Update (May 17, 2022): The Food and Drug Administration today authorized the use of a booster shot of the Pfizer/BioNTech vaccine in children 5–11 years old, five or more months after the administration of the initial two-shot series.
On the recommendation of a special advisory panel, Centers for Disease Control and Prevention Director Rochelle Walensky yesterday signed off on the use of a pediatric dose of Pfizer/BioNTech’s COVID-19 vaccine in children between 5 and 11 years old. The move follows last week’s granting of an emergency use authorization for that age group by the US Food and Drug Administration (FDA), and with it, the vaccine clears the final hurdle for use in these children. Ahead of the CDC announcement, pediatric doses were already being shipped, according to a White House briefing reported by multiple outlets.
Children in this age group have had a long wait for shots. Last December, Pfizer’s was the first COVID-19 vaccine to receive emergency use authorization for people 16 and older, and it was authorized for children between 12 and 15 years old in May.

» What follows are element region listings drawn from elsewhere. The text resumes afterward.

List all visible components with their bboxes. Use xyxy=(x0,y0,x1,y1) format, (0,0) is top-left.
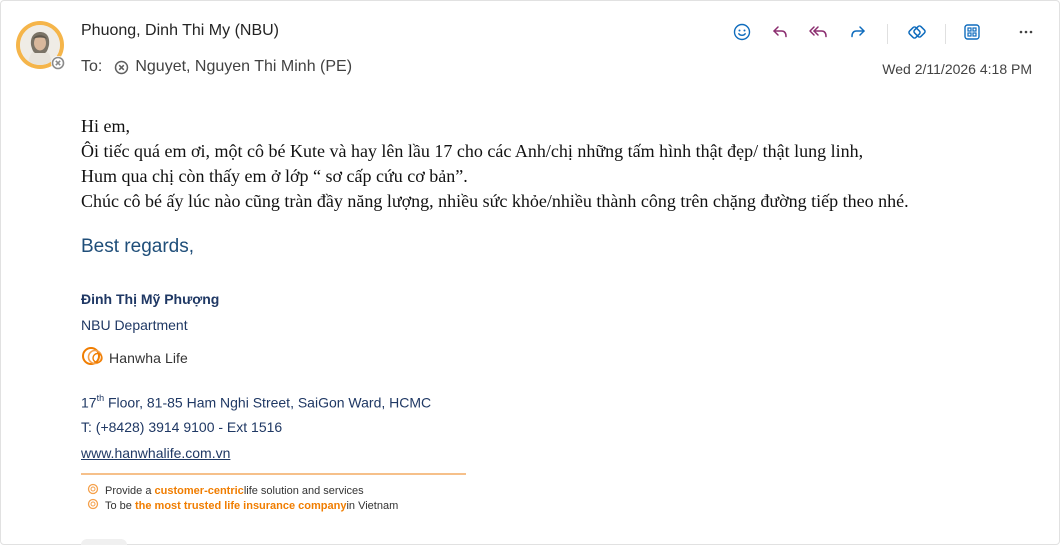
hanwha-logo-icon xyxy=(81,343,107,374)
tagline-highlight: customer-centric xyxy=(154,484,244,497)
recipient-line: To: Nguyet, Nguyen Thi Minh (PE) xyxy=(81,58,352,76)
reply-button[interactable] xyxy=(766,19,794,45)
tagline-text: life solution and services xyxy=(243,484,364,497)
signature-divider xyxy=(81,473,466,475)
signature-phone: T: (+8428) 3914 9100 - Ext 1516 xyxy=(81,419,283,435)
emoji-reaction-button[interactable] xyxy=(728,19,756,45)
tagline-text: in Vietnam xyxy=(346,499,399,512)
reply-all-button[interactable] xyxy=(805,19,833,45)
website-link[interactable]: www.hanwhalife.com.vn xyxy=(81,445,230,461)
tagline-bullet-icon xyxy=(87,483,105,498)
recipient-presence-icon xyxy=(114,60,129,75)
message-body: Hi em, Ôi tiếc quá em ơi, một cô bé Kute… xyxy=(81,114,1041,214)
reply-icon xyxy=(770,22,790,42)
closing-regards: Best regards, xyxy=(81,236,194,257)
signature-address: 17th Floor, 81-85 Ham Nghi Street, SaiGo… xyxy=(81,393,432,411)
forward-icon xyxy=(848,22,868,42)
address-street: Floor, 81-85 Ham Nghi Street, SaiGon War… xyxy=(104,394,432,411)
toolbar-divider xyxy=(887,24,888,44)
tagline-customer-centric: Provide a customer-centric life solution… xyxy=(87,483,364,498)
hanwha-life-logo: Hanwha Life xyxy=(81,345,188,371)
recipient-name[interactable]: Nguyet, Nguyen Thi Minh (PE) xyxy=(135,58,352,76)
next-element-stub xyxy=(81,539,127,545)
logo-wordmark: Hanwha Life xyxy=(109,350,188,366)
address-floor-suffix: th xyxy=(96,393,105,403)
to-label: To: xyxy=(81,58,103,75)
loop-icon xyxy=(906,21,928,43)
apps-icon xyxy=(962,22,982,42)
forward-button[interactable] xyxy=(844,19,872,45)
more-icon xyxy=(1016,22,1036,42)
body-line: Ôi tiếc quá em ơi, một cô bé Kute và hay… xyxy=(81,141,864,161)
body-line: Hi em, xyxy=(81,116,130,136)
tagline-most-trusted: To be the most trusted life insurance co… xyxy=(87,498,398,513)
more-actions-button[interactable] xyxy=(1012,19,1040,45)
emoji-icon xyxy=(732,22,752,42)
sent-datetime: Wed 2/11/2026 4:18 PM xyxy=(882,61,1032,77)
message-frame xyxy=(0,0,1060,545)
apps-button[interactable] xyxy=(958,19,986,45)
tagline-bullet-icon xyxy=(87,498,105,513)
sender-name[interactable]: Phuong, Dinh Thi My (NBU) xyxy=(81,22,279,40)
tagline-highlight: the most trusted life insurance company xyxy=(134,499,347,512)
signature-name: Đinh Thị Mỹ Phượng xyxy=(81,291,220,307)
body-line: Chúc cô bé ấy lúc nào cũng tràn đầy năng… xyxy=(81,191,909,211)
loop-button[interactable] xyxy=(903,19,931,45)
tagline-text: To be xyxy=(105,499,132,512)
signature-department: NBU Department xyxy=(81,317,188,333)
body-line: Hum qua chị còn thấy em ở lớp “ sơ cấp c… xyxy=(81,166,468,186)
address-floor: 17 xyxy=(81,394,97,411)
toolbar-divider xyxy=(945,24,946,44)
tagline-text: Provide a xyxy=(105,484,152,497)
reply-all-icon xyxy=(808,22,830,42)
presence-status-icon xyxy=(51,56,65,70)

The FDA fully approved the vaccine for people 16 and older in August (it has yet to do so for younger age groups). Pfizer has said it could release data on its vaccine in children under five this year, according to The Wall Street Journal.
More than 100,000 children in the US tested positive for SARS-CoV-2 last week alone, according to a report by the American Academy of Pediatrics—representing nearly a quarter of overall new cases nationwide. The CDC reports that 455 children between the ages of 5 and 18 have died of COVID-19. Others have suffered serious effects such as multisystem inflammatory syndrome in children or long COVID.
“We have one more vaccine that saves lives of children,” says advisory panel member Sarah Long, a professor of pediatrics at Drexel University College of Medicine in Philadelphia, in remarks quoted by CNN. She adds that “we should be very confident to deploy it to the maximum to do what it is meant to do without significant concerns of serious adverse effects.”